CPI and jobs data, not Jackson Hole, will determine the Fed’s course
Investing.com -- Bank of America Securities sees room for Japanese equities to advance into year-end, pointing to three supportive catalysts even as markets pause after strong gains in early August.
The first driver is earnings expectations. Analysts argue that earnings per share (EPS) forecasts are likely near a bottom after companies reported stronger-than-expected results in the first quarter but issued conservative guidance.
“We believe this suggests that downward revisions to EPS forecasts have almost ended, while implying upward revisions to guidance along with first half (1H) results and improvement in EPS forecasts thereafter,” BofA strategist Masashi Akutsu said in a note.
The second factor is macroeconomic.

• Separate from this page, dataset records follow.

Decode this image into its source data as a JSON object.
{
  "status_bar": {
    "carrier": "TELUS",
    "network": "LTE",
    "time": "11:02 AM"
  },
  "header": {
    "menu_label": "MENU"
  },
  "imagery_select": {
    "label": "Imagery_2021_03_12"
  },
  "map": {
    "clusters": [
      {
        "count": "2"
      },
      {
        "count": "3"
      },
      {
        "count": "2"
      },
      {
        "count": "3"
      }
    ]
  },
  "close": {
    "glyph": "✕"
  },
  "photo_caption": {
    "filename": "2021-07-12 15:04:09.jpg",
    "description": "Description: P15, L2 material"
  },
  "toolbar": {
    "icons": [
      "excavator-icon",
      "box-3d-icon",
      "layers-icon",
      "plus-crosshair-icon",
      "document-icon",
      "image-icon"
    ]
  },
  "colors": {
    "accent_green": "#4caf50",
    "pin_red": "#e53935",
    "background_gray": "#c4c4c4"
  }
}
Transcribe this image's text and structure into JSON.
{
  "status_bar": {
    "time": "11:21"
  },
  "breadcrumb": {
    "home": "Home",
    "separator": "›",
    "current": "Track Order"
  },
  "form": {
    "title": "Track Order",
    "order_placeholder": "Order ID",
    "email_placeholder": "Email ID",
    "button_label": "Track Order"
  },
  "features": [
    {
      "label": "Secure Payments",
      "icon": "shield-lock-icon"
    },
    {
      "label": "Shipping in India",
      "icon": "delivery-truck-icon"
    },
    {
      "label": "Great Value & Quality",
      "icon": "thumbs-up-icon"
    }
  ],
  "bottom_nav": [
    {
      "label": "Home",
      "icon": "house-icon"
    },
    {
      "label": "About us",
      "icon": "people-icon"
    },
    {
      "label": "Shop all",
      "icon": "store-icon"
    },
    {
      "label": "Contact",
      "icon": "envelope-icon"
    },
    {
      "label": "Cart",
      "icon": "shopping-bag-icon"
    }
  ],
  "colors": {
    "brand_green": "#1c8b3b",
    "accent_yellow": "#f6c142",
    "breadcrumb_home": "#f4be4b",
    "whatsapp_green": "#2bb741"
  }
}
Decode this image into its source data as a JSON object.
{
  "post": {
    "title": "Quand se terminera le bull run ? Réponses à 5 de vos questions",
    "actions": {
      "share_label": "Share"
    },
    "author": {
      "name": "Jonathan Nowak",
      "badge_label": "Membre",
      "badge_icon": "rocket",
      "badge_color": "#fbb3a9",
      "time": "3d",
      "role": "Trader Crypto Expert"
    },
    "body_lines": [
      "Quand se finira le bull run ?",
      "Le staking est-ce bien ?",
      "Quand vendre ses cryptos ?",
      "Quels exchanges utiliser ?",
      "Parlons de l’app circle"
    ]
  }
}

Expectations are rising for inflation and a domestic recovery, underpinned by fiscal policy that looks set to remain expansionary regardless of the political outcome.
The Bank of Japan has not indicated plans for rapid rate hikes, and together with government spending this backdrop is “fueling expectations for inflation and a recovery in the domestic economy.”
Stronger-than-expected nominal GDP growth announced on August 15 reinforces that view.
The third catalyst is a recovery in returns. BofA highlights that return on equity (ROE) is improving, aided by seasonal factors such as an increase in buybacks and management buyouts around the October–December reporting season.
Japanese companies are also continuing to restructure, and the strategists expect “ROE improvement driven by reductions in shares outstanding, listed companies, and unprofitable businesses,” a dynamic they believe will support the market further.
That said, risks remain, particularly from U.S. developments. The strategists note that the TOPIX price-to-earnings (P/E) ratio has climbed to 15.5 times, the same level reached before a correction in March 2024.
With U.S. financial conditions and inflation data still pivotal for global markets, they caution that shifting expectations for Federal Reserve policy could again weigh on Japanese valuations.
BofA says Powell’s Jackson Hole speech and upcoming U.S. data will guide market expectations.
If higher inflation only delays Fed cuts without triggering recession fears, the downside for Japanese equities should be limited, with bank stocks and yen depreciation offering support while the three positive catalysts stay in place.